One of the 15 BEPS action points was the use by multi-national groups of interest and other financing expense as a means of diverting profits. Following initial consultation the Government has confirmed that it will introduce a new structural fixed ratio rule in line with the OECD’s recommendations. The key points that have emerged (mostly as generally anticipated) are as follows.
(1) The rules will have effect from 1 April 2017.
(2) The rules will comprise principally a new “Fixed Ratio Rule” which will limit a group’s UK corporation tax deductions for interest and other financing costs to 30% of its taxable EBITDA (30% being at the generous end of the 10 to 30% corridor suggested by the OECD).
(3) The UK will adopt the “optional extra” offered by the OECD of a “Group Ratio Rule” under which a UK company (or sub-group) will be allowed to deduct additional financing costs (over and above that permitted by the Fixed Ratio Rule) up to an amount equal to its share (based on EBITDA) of the group’s net third party financing costs. This is designed to alleviate the impact of the new rule for groups with (commercially driven) high levels of third party debt.
(4) There will be a ‘de minimis’ group threshold of £2 million of UK financing costs. This is so that only larger groups are targeted (where the scope for BEPS is greater) thereby minimising the compliance burden for smaller groups. This is an improvement on the originally proposed £1 million threshold.
(5) There will be an exemption or other relaxation of the rules to ensure that it does not impede the raising of private finance for certain public infrastructure works (where there is no material BEPS risk).
(6) There will be further consultation in relation to the detail of the rules, in particular, to address the impact of the rules where earnings are volatile. It seems it is yet to be decided whether this will be achieved through a system of carry forward or carry back of disallowed interest (to years with higher EBITDA), carry forward of interest capacity or some form of averaging.

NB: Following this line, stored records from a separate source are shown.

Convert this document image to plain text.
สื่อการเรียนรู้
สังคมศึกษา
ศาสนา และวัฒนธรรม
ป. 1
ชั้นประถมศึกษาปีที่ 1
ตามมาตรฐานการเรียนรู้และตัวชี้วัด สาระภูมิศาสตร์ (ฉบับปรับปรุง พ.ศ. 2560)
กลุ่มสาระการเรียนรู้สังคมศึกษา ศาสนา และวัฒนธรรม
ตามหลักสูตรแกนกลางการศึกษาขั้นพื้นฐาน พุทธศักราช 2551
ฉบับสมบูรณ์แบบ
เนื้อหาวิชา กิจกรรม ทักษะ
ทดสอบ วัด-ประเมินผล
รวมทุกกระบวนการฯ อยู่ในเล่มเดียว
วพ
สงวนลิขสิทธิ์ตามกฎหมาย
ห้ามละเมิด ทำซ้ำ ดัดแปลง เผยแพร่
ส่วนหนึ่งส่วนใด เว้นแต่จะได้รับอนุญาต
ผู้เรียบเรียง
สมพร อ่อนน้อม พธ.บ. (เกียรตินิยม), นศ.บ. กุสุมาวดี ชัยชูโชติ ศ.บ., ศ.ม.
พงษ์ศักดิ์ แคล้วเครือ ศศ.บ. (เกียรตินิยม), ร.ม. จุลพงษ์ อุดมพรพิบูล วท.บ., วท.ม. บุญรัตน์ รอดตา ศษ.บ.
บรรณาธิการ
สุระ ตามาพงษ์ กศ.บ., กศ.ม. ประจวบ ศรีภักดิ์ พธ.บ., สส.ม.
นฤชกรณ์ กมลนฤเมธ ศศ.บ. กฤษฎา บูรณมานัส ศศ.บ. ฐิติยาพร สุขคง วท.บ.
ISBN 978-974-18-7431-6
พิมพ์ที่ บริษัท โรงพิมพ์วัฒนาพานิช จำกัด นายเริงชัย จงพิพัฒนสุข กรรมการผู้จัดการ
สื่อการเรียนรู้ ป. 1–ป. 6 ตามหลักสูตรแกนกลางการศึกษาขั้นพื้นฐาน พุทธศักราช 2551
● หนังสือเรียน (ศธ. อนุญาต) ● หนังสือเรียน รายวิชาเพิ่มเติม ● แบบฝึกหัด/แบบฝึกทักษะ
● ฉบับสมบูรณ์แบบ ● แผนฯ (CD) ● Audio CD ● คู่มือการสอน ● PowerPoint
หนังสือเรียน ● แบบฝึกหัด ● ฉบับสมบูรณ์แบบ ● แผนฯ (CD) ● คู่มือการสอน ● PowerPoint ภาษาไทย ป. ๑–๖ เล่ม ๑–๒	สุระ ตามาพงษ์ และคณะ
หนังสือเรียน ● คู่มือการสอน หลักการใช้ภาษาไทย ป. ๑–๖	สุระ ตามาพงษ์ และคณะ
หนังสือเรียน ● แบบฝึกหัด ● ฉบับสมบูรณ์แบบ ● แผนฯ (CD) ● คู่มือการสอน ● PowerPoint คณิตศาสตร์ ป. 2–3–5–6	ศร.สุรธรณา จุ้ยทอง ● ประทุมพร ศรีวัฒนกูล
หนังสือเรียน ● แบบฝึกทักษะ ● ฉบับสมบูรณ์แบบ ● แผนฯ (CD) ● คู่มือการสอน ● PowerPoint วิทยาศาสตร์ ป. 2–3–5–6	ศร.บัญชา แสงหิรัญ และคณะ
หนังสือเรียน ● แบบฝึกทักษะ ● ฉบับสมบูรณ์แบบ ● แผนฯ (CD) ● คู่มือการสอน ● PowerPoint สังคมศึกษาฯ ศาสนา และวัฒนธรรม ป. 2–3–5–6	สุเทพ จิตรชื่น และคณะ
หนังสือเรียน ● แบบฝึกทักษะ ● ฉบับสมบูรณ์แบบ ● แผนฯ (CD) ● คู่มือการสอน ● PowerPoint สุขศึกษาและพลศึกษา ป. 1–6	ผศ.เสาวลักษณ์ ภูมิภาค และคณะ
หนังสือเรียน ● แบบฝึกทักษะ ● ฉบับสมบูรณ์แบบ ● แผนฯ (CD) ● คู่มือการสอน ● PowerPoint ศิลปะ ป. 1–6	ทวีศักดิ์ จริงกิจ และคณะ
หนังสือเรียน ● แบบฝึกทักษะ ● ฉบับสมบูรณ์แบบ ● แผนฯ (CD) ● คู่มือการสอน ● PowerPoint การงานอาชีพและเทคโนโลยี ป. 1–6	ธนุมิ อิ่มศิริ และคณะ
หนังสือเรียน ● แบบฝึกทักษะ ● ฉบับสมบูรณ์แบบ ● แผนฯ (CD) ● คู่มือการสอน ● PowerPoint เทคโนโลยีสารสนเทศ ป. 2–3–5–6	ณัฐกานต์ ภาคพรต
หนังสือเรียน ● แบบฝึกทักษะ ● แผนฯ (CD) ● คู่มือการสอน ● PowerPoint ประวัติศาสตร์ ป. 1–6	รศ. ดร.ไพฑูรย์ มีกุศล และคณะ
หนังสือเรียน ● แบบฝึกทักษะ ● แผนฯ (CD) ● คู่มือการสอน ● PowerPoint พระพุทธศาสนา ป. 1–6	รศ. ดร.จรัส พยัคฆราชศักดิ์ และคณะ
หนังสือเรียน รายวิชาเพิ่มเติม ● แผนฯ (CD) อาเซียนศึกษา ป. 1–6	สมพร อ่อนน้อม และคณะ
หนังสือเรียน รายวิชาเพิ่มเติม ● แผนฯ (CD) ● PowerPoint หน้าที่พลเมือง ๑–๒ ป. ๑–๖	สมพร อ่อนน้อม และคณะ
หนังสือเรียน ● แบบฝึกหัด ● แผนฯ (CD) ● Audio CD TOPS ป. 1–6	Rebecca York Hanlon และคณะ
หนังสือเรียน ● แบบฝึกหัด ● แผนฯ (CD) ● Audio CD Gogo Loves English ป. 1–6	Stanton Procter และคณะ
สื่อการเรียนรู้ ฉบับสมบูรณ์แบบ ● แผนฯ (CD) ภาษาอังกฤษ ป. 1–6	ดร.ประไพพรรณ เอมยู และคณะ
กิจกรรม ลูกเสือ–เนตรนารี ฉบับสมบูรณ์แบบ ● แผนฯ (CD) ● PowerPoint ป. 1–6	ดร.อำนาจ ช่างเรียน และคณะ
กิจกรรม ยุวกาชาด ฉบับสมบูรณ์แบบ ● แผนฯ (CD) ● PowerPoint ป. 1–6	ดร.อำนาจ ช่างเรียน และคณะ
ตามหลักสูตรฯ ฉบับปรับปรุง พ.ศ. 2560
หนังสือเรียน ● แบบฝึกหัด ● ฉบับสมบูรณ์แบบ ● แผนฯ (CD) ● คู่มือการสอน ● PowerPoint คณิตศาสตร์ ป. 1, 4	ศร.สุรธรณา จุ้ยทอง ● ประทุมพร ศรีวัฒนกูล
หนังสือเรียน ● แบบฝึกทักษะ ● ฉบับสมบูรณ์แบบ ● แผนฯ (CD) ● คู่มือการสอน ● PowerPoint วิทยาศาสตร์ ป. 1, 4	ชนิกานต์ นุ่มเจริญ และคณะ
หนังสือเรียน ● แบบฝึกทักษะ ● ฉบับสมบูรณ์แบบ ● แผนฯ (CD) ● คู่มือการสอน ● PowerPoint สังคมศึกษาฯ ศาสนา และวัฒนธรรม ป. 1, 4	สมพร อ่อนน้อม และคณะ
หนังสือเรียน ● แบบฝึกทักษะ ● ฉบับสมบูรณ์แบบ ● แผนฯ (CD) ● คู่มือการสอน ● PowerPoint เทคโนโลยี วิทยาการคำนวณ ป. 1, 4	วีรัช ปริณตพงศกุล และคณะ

(7) The existing UK worldwide debt cap (WWDC) rules will cease and, to the extent necessary, will be re-stated within the new set of rules so that a group’s UK interest deductions cannot exceed the worldwide net third party financing cost expense (as currently achieved through the WWDC).
It remains to be seen whether the opportunity will be taken to review and simplify the numerous other UK rules and regimes affecting interest deductibility (eg. transfer pricing, loan relationship TAARs, anti-hybrid rules and the deemed distribution rules).
These new rules represents a radical change to the UK’s rules on interest expense deductibility, comprising as it does a stand alone structural restriction (in contrast to the restrictions currently in place which (with the exception of the WWDC) are transactional in nature).
The Fixed Ratio Rule, even when tempered by the Group Ratio Rule, is indiscriminating in its application and (unlike the UK’s and most other transfer pricing and thin capitalisation regimes) will pay little or no heed to arm’s length commercial principles. Two companies will be treated the same way even though they may be in wholly disparate sectors, have very different looking balance sheets and would be viewed very differently by third party lenders. This all feels potentially quite distortive.